クロスの本命も、ハイドの本命も別のところにある。
先に動いたのは、ハイド。刃と化した左腕を、ただ徒に凪ぐ。
一見無策無謀に見えたその攻撃は、しかし今に本命の一撃を放とうとしていたクロスを捉えた。
「な……に……ッ!?」
よほどあり得ない事だったのだろう。現れたクロスの顔が驚愕に歪む。
その変化を喜ぶようにハイドは微笑み、蹴りを放つ。脳内処理が追いついていないクロスに、それをかわす術はなかった。
だが、それで終わるクロスでもない。
蹴られた直後に体勢を建て直し、魔力で創り出した足場に着地する。
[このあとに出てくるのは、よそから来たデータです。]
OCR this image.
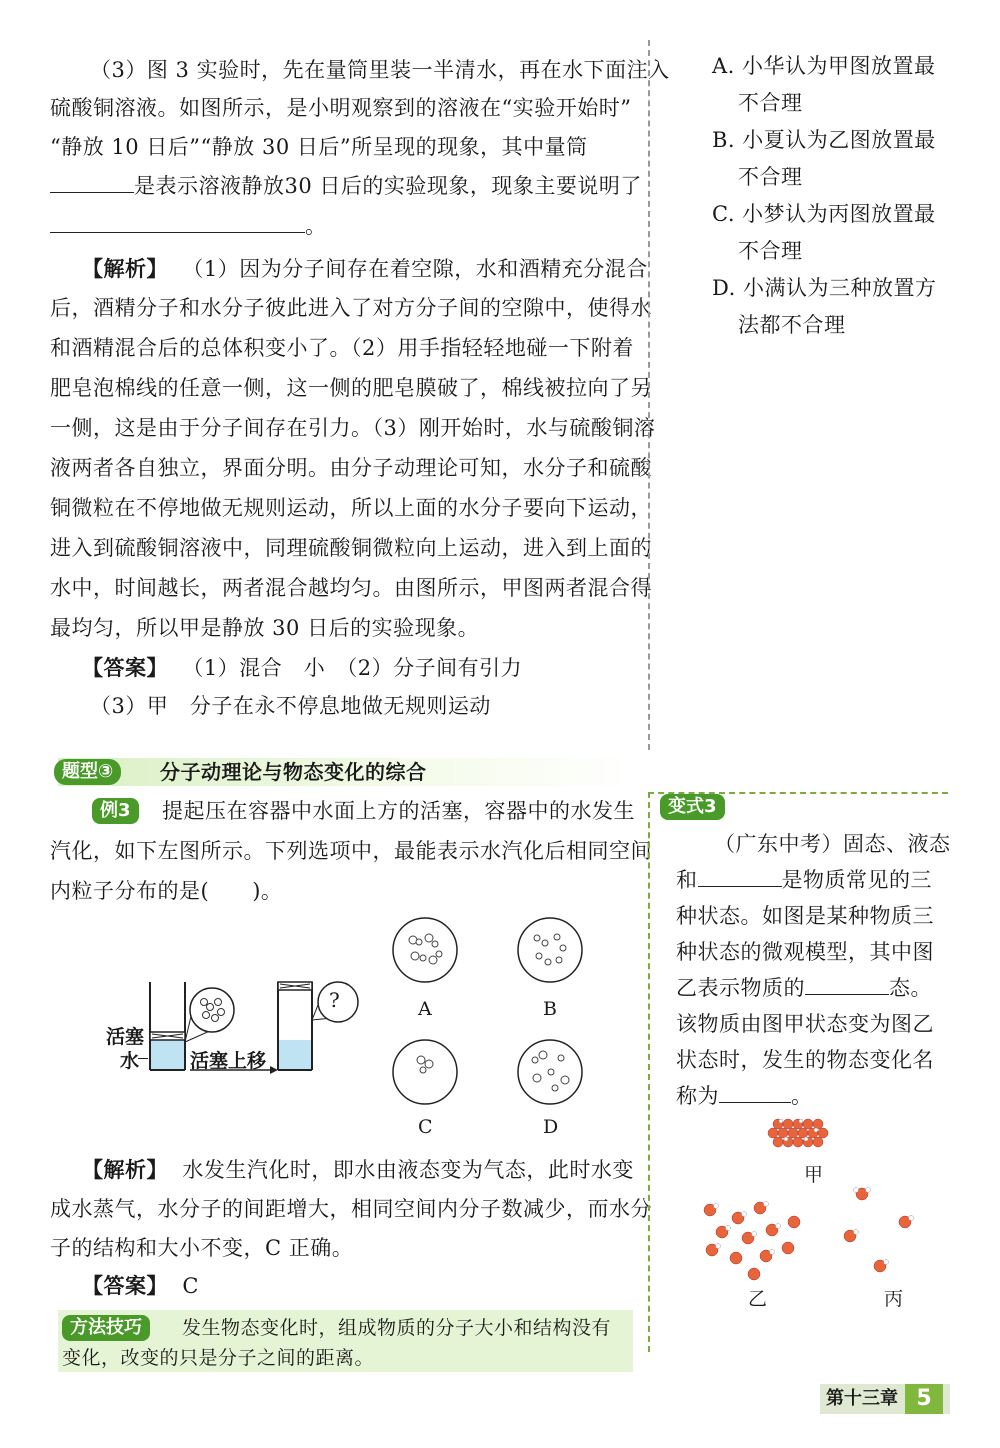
（3）图 3 实验时，先在量筒里装一半清水，再在水下面注入
硫酸铜溶液。如图所示，是小明观察到的溶液在“实验开始时”
“静放 10 日后”“静放 30 日后”所呈现的现象，其中量筒
是表示溶液静放30 日后的实验现象，现象主要说明了
。
【解析】 （1）因为分子间存在着空隙，水和酒精充分混合
后，酒精分子和水分子彼此进入了对方分子间的空隙中，使得水
和酒精混合后的总体积变小了。（2）用手指轻轻地碰一下附着
肥皂泡棉线的任意一侧，这一侧的肥皂膜破了，棉线被拉向了另
一侧，这是由于分子间存在引力。（3）刚开始时，水与硫酸铜溶
液两者各自独立，界面分明。由分子动理论可知，水分子和硫酸
铜微粒在不停地做无规则运动，所以上面的水分子要向下运动，
进入到硫酸铜溶液中，同理硫酸铜微粒向上运动，进入到上面的
水中，时间越长，两者混合越均匀。由图所示，甲图两者混合得
最均匀，所以甲是静放 30 日后的实验现象。
【答案】 （1）混合　小　（2）分子间有引力
（3）甲　分子在永不停息地做无规则运动
A. 小华认为甲图放置最
不合理
B. 小夏认为乙图放置最
不合理
C. 小梦认为丙图放置最
不合理
D. 小满认为三种放置方
法都不合理
题型③	分子动理论与物态变化的综合
例3	提起压在容器中水面上方的活塞，容器中的水发生
汽化，如下左图所示。下列选项中，最能表示水汽化后相同空间
内粒子分布的是(　　)。
?
活塞
水	活塞上移
A	B
C	D
【解析】 水发生汽化时，即水由液态变为气态，此时水变
成水蒸气，水分子的间距增大，相同空间内分子数减少，而水分
子的结构和大小不变，C 正确。
【答案】 C
方法技巧	发生物态变化时，组成物质的分子大小和结构没有
变化，改变的只是分子之间的距离。
变式3
（广东中考）固态、液态
和	是物质常见的三
种状态。如图是某种物质三
种状态的微观模型，其中图
乙表示物质的	态。
该物质由图甲状态变为图乙
状态时，发生的物态变化名
称为	。
甲
乙	丙
第十三章 5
そして蹴られた腹を押さえながら、一言。
「……成程。風……か」
そう呟いた。
「正解です。凄いですねぇ。たったの一度で見切るなんて。正直、もう少し引っ張れるかと思ってたんですが、残念です」
風。
クロスが呟いたそれこそがハイドの本命だった。
ご存知の通り、ハイドは風を操る事ができる。それは同時に、周囲の風の動きを感じる事ができるという事だ。
人間に限らず、物体が動けば波が生じ風が揺らぐ。ハイドはそれを感じたにすぎない。
何も難しい事はないが、わざわざ実戦に使うまでもない技術。だがそれは、クロスの“幻惑なる蜃気楼(ダズル・ミラージュ)”を相手どるにはこれ以上ない技術だ。